The Board's decision to drop the CEO for the so-called purpose of raising the share price is absolutely moronic. But anyone familiar with Barrick Gold's Board knows this is simply par for the course. They are nitwits of the highest order. I seriously doubt there is some hidden meaning behind the boot that will be disclosed at a later date that will have any bearing on the direction of the stock.
One must also comprehend the dynamics that will move gold significantly higher and thus ABX remain firmly in place. Europe's only possible solution to their crisis is the ECB printing press. The amount of bad debt they will need to monetize is truly staggering. When the inevitable takes place gold will shoot to the moon.
And the United States is not far behind, given a choice between falling back into recession or creating larger deficits, printing more Greenbacks...Well we all know the answer to that question.
If this was a game of chess, the proclamation of "Checkmate" would be in order. Even Barricks dysfunctional Board can't screw this up, ABX to 65 in the next 12 months.
You subscribe to popular theory that says the printing press magnifies the quantity of money and so the purchasing power of money is debased because more dollars (M) will chase the same quantity of goods and services (GDP). It has yet to be borne out by data. No inflation, rather a whiff of deflation is in the air. Witness housing prices, commodities, etc. Of course, M has been increased through our QE's, but all that does is ending up as reserves sitting idle in banks, not out there chasing stuffs. When it does, we will see if the Fed will keep its promise to mop up the excess liquidity. Yes, it bears watching, but that is later. They may or may not succeed. Until then, gold bugs are jumping the gun. They are not aware of the holes in their argument. Slowly, it is dawning on them. They have been shouting fire, but there is still no fire.
Yes it is true, an increase in the reserves held at our banks via fed monetize policy alone does not create inflation. Without an uptick in the velocity of money, those reserves being lent out into the real economy, creating growth, jobs, higher wages et cetera one would not normally see too much demand chasing too few goods...

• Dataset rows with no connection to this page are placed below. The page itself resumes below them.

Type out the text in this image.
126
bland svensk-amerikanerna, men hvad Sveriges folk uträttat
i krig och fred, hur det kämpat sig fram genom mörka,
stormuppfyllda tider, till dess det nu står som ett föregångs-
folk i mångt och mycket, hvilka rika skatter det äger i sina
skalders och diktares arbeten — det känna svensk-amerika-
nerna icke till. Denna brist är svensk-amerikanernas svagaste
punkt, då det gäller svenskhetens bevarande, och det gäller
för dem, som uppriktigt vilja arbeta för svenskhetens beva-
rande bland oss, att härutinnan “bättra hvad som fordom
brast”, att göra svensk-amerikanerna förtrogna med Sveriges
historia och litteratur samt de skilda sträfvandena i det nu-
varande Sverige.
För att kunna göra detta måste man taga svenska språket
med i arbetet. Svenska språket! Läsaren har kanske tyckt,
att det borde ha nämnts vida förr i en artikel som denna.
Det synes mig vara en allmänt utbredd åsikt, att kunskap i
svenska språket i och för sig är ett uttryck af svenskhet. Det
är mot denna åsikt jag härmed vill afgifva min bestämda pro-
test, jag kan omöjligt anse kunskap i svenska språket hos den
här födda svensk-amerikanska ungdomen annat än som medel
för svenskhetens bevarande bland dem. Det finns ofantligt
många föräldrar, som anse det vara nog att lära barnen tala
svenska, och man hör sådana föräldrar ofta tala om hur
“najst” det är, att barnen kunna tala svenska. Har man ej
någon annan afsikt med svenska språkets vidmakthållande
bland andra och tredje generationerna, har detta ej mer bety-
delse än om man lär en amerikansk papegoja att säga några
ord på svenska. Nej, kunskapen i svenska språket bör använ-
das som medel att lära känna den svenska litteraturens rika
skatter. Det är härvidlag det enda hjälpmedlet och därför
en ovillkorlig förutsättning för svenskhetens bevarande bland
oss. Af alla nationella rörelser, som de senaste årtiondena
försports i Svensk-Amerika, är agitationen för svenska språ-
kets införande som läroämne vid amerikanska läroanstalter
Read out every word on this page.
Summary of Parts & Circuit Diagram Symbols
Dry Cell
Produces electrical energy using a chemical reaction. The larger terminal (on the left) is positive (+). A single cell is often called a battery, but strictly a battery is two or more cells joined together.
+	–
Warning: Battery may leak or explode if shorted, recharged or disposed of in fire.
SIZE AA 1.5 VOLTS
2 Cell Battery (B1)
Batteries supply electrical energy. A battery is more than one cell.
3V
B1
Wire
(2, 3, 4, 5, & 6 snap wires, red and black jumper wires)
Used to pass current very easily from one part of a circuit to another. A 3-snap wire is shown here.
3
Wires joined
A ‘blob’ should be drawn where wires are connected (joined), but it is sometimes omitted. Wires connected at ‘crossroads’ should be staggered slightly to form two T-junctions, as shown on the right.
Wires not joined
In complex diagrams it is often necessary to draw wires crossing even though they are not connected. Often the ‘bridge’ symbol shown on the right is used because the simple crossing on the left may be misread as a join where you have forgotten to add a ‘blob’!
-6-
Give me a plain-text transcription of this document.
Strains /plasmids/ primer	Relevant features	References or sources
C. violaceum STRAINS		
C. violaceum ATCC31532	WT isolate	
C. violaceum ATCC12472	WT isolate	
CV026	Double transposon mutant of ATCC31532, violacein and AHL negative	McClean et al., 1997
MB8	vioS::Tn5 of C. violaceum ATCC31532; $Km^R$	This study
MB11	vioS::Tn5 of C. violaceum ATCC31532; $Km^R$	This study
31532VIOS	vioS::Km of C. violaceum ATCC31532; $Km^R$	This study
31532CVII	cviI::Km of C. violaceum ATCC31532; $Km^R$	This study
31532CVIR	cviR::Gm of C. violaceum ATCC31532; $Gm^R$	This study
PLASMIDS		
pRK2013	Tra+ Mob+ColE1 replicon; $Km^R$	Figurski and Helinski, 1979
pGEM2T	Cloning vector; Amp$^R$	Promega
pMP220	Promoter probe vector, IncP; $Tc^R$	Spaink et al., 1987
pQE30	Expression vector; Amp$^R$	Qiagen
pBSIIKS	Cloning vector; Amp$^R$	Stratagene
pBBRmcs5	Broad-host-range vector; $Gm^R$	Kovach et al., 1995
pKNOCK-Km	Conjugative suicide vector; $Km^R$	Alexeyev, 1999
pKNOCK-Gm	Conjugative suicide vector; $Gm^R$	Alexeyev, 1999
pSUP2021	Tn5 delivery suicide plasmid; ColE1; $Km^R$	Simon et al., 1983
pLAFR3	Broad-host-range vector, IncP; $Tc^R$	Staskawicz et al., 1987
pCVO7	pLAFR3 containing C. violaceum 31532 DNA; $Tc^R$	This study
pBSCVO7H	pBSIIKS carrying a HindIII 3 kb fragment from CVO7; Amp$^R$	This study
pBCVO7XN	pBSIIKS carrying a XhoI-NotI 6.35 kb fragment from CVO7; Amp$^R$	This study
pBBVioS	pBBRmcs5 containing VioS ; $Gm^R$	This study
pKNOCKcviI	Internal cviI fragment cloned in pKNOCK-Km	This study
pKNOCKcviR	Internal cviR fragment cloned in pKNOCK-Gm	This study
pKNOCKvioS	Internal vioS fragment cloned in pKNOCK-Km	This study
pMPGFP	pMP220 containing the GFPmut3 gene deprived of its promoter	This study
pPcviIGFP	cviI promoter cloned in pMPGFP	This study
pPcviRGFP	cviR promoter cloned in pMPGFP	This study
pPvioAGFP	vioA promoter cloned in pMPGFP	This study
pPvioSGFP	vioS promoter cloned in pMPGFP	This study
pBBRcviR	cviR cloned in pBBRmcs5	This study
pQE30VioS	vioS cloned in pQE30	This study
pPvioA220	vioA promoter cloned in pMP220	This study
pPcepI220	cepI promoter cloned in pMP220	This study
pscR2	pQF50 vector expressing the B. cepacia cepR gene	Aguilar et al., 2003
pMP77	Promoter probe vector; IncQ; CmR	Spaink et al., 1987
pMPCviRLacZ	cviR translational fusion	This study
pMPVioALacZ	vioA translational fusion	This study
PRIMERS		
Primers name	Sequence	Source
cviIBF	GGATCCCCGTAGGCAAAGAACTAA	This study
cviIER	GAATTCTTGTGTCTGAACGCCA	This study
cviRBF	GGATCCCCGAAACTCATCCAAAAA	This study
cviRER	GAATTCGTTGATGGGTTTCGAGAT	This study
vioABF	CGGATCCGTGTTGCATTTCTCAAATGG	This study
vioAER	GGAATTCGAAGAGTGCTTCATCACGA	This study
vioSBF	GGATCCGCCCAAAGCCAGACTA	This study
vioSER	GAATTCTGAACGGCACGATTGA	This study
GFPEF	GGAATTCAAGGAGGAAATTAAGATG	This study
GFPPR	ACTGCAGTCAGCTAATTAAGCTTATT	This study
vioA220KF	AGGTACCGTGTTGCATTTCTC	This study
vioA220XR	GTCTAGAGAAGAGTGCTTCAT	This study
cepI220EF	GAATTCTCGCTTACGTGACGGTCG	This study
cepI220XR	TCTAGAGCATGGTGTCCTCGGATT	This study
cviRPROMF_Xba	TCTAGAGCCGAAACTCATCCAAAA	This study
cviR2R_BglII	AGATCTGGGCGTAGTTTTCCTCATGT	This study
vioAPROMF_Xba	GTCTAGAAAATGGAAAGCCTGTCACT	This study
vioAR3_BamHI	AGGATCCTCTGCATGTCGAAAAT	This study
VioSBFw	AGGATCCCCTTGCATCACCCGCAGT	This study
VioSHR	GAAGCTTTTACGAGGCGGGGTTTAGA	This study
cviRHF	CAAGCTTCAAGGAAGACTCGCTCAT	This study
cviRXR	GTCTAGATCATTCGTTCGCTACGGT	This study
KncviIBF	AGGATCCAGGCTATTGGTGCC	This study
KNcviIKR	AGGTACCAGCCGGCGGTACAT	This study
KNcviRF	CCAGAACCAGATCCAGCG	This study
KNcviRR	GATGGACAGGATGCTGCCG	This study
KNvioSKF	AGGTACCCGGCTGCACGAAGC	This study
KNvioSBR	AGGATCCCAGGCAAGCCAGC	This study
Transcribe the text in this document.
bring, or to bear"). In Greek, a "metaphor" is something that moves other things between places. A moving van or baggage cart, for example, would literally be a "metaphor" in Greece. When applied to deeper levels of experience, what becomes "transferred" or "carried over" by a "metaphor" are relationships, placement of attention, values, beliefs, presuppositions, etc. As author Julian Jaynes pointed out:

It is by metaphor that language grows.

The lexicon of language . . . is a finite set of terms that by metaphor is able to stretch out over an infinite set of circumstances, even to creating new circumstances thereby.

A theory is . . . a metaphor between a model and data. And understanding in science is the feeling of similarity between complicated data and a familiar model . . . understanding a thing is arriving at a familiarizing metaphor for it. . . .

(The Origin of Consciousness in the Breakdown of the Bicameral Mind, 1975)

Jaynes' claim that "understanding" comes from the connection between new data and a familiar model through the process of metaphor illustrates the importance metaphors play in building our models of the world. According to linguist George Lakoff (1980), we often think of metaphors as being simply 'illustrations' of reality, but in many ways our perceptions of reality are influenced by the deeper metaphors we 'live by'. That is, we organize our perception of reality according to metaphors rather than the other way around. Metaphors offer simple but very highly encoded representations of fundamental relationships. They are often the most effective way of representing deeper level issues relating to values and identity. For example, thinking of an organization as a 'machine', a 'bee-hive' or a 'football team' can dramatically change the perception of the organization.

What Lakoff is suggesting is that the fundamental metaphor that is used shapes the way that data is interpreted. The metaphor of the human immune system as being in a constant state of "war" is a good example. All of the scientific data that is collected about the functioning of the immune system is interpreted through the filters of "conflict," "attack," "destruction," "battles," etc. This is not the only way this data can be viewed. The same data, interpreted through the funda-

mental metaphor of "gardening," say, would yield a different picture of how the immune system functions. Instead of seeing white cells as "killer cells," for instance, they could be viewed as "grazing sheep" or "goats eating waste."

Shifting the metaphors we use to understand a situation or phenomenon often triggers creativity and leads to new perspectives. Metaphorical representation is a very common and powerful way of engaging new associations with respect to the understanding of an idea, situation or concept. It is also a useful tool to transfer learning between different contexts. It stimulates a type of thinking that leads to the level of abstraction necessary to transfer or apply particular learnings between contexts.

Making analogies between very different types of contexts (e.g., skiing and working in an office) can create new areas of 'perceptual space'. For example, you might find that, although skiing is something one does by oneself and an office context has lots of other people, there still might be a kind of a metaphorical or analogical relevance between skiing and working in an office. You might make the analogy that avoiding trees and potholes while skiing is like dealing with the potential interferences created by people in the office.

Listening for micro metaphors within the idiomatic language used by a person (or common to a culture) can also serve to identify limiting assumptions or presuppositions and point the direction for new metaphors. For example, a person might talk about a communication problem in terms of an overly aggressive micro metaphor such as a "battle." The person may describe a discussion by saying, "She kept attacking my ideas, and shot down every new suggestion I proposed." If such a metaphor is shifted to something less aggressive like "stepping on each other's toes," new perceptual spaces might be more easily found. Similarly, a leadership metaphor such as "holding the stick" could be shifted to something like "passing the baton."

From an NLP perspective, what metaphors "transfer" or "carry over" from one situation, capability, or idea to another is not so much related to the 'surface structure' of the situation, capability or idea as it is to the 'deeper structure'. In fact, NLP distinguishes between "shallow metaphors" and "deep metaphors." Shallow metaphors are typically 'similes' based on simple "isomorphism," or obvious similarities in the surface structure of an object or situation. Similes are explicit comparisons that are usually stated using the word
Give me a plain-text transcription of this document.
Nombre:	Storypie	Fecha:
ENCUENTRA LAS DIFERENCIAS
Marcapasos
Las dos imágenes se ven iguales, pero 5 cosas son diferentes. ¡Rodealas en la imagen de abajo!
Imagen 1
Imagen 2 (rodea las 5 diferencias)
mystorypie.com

But what you fail to recognize is the powerful force of expectations. Not only is the tinder in place for a large fire in the forms of huge reserves...Risk taking based on negative real interest rates, unprecedented fed policy, expansion of their balance sheet, backstopping of all forms of debt has been creating bubbles for quite some time, not only in the developed economies but the emerging markets as well.
My point is banks are not the only source of lending nor inflation. Govts, stock markets, individuals, companies are already acting on expectations...
What has happened is we now have a world economy addicted and more importantly relies on money printing to resolve all that ails us. The answer to our debt problems has been clearly more debt, this travesty has been taking place for nearly 3 decades now and the many maladies associated with this madness are making themselves known across the globe.
Bottom line, money in theory should be a storage of value, Bernanke has destroyed that premise, has lost our credibility as a reserve currency. We will soon find out as the European crisis unravels how devastating that sin will be...
One buys gold not only for the fear of inflation, but the credible trepidation our system is broken. My view is we either collapse or suffer some form of severe stagflation. No in between, goldilocks ending, hence my ABX position.